I did make a note of one interesting thing you wrote, on page 195 of your opus. 
“In Ancient Greece the orator directly confronted an audience, and persuasive skills were directed to winning it over, along lines described in Aristotle’s  Rhetoric.
(My note: good old Aristotle, glad you could get him in there!  He hadn’t reappeared for sixty pages, and I was missing him!) Today large-scale comunication is mediated through print, radio, TV and the Internet.”

This did bring to mind the occasion on which I got my idea, as a teenager, of what I still think to be seemly politics. Our governing Labour Party in New Zealand had, of course,  right-wing and  left-wing factions. Naturally, I supported the leftists, one of whose leaders after the war mounted a campaign for nationalization of the banks. He undertook a nation-wide tour, an Aristotle de nos jours, and in my home town he drew a capacity audience of at least 1500 who sat quietly and respectfully through his presentation in a theatre packed to the gills, before going home to consider his arguments: just how politics should be conducted, I thought (and still think). Much superior to this modern  “mediation” through electronic media.
Incidentally, I had some experience of this “mediation”, too. I first became a contributor to the CBC in the mid to late fifties when I wrote a talk about the writer Jean-Paul Sartre, one of my favorites,  which was accepted by the dedicated and deadly serious radio producers of that day --- who also produced farm forums, adult education programmes on the radio and such other improving and laudable stuff that filled the airwaves in the 1950s. In those early days, I could talk for fifteen minutes without interruption. Later I made a monthly contribution to a programme called Critically Speaking, my particular field being criticism of radio programmes (because I never had a TV until my employer provided me with one on my arrival in London in 1960). Eleven minute talks, if I remember correctly. From London, later, I was an occasional commentator to programmes dealing with British politics, the length being usually six or eight minutes.
Only years later when I was writing a rare commentary on something or other for the CBC, did one of the new-breed producers interrupt my flow to tell me, “You’ve been talking for two minutes. You’ll be losing your audience. We need some sound effects here, if possible.!”
This is the new “mediation” of communication, and it kind of explains my dismay when I hear that youngsters are studying “communications” in universities. In fact, this modern “mediation”  is worse than so far stated, because, while chatting to a TV producer one day as we waited to get into a studio, I was told that the average sound-byte on TV had been reduced to six seconds!  I could scarcely believe my ears, but I knew it to be only too true because not long before I had given a 45-minute interview to a CBC sound producer for a piece on the historic creation of the James Bay and Northern Quebec Agreement ten years before. She had congratulated me on the coherence and relevance of what I had to say, and thanked me for it by including all of half a sentence from the interview in her programme. I vowed never again to be interviewed by the CBC. Why waste one’s time?
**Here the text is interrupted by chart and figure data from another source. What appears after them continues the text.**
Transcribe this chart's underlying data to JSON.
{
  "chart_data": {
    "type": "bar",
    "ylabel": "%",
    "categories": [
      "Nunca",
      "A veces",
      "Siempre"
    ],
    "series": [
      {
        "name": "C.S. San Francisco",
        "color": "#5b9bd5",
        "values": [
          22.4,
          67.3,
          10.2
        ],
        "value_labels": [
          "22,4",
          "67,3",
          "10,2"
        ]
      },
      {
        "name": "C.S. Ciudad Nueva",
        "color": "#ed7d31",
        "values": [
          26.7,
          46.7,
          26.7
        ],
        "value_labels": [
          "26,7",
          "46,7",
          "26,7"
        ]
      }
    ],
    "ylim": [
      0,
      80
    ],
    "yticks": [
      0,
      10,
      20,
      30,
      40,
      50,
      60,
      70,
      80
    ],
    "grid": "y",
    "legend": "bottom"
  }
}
Perhaps my distaste for this modern world of “mediation of communications” as it is now called, explains why, when I finally quit daily journalism in 1971, hoping to be able to continue to feed my family of four children, and expecting to make most of my living from the CBC, they hired me only twice in the following forty years.
Presumably because I’ve never mastered the art of the six-second sound byte. Or also, maybe, because I’m just a teeny bit bloody-minded.